Tesla is throwing down the gauntlet in the robotaxi wars with rock-bottom prices that undercut everyone - but riders will need patience. A new analysis from Obi, a ridehail aggregation app, reveals Tesla's San Francisco robotaxi service averages just $8.17 per ride, crushing Waymo's premium pricing while forcing riders to wait over 15 minutes for pickup. The data, spanning 94,348 rides between November 2025 and January 2026, exposes a classic tech playbook: subsidize aggressively now, worry about profits later. But with safety monitors still in the driver's seat and regulatory hurdles ahead, Tesla's pricing gambit raises a critical question - how long can this last?
Tesla is playing the long game in autonomous transportation, and the opening move is all about price. New data from Obi shows the company's robotaxi service is undercutting every competitor in San Francisco with fares that haven't been seen since Uber was burning through venture capital to kill the taxi industry.
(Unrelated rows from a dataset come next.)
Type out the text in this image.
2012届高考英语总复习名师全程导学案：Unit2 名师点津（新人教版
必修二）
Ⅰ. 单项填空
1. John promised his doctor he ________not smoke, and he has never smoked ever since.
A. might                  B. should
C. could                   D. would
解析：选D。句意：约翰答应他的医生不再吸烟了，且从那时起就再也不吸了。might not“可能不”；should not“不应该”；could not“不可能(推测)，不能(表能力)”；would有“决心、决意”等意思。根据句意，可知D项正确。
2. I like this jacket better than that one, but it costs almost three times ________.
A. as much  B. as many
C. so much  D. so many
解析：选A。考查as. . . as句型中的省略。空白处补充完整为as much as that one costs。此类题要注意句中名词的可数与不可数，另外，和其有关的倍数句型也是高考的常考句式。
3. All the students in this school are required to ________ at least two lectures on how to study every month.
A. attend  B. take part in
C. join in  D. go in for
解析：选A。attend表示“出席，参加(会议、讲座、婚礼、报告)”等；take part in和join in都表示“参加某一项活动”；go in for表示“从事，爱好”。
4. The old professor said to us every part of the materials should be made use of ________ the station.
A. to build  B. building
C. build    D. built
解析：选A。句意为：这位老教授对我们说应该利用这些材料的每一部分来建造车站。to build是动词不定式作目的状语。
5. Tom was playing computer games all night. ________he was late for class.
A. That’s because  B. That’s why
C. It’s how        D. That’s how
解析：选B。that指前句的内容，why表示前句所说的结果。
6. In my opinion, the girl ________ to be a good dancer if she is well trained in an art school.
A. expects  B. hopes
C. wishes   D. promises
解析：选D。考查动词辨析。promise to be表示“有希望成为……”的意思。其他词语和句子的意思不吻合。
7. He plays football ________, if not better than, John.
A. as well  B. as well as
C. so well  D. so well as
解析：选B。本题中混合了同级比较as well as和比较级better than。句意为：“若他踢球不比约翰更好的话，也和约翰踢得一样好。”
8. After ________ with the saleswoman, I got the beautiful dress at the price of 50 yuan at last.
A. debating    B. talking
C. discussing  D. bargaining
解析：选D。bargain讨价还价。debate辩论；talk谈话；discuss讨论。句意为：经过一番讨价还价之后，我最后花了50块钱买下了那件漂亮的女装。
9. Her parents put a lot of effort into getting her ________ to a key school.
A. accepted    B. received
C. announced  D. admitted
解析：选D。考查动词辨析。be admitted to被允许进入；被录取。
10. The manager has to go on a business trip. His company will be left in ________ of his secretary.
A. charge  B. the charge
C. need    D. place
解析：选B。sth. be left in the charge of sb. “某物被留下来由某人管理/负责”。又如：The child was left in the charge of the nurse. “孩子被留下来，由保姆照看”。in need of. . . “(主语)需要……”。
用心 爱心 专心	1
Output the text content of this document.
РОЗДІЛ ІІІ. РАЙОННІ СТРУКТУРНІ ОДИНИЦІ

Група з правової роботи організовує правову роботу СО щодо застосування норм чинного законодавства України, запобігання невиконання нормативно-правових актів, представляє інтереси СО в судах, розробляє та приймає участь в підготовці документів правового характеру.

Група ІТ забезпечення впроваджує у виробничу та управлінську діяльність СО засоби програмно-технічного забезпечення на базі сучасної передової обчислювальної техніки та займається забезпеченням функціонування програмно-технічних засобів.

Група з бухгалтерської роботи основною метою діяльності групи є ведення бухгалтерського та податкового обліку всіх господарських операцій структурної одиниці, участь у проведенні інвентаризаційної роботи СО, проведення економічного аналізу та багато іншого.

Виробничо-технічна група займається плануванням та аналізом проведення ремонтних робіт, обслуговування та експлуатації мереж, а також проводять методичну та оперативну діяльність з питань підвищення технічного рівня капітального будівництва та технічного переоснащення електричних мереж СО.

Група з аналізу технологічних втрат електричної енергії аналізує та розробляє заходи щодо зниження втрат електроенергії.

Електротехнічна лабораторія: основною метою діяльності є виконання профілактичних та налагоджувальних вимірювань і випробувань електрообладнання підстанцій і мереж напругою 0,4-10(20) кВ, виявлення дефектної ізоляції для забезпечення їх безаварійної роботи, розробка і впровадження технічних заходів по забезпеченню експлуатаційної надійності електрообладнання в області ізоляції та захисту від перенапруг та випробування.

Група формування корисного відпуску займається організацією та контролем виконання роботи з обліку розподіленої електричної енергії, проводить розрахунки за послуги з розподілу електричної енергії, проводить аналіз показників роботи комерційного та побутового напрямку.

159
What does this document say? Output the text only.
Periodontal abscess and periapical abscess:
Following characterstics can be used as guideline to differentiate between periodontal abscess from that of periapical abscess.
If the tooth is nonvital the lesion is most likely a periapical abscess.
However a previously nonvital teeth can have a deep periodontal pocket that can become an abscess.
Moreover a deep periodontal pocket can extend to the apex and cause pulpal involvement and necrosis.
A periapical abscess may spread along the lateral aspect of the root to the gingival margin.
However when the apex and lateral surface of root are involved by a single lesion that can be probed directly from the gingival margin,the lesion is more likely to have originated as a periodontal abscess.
The numbers are striking. Tesla's average robotaxi fare sits at $8.17, rarely breaking the $10 barrier according to Obi's report analyzing 94,348 rides collected between November 27, 2025, and January 1, 2026. That's nearly half what riders pay for Lyft, which averages $15.47 per trip in the same market.
But the real gut punch to competitors is Tesla's per-kilometer pricing: $1.99, the lowest figure Obi has recorded in its ridehail tracking. Compare that to Waymo's $5.72 per kilometer, and you start seeing how Elon Musk's company could reshape the entire competitive landscape - if it can scale.
The catch? You're going to wait for it. Tesla's average pickup time clocks in at 15.32 minutes, nearly three times longer than Waymo's 5.74-minute average. Obi's data labels this "considerably higher" than traditional ridehail services, exposing the reality that Tesla's operating just a handful of vehicles while Waymo runs 2,000-2,500 across five US cities.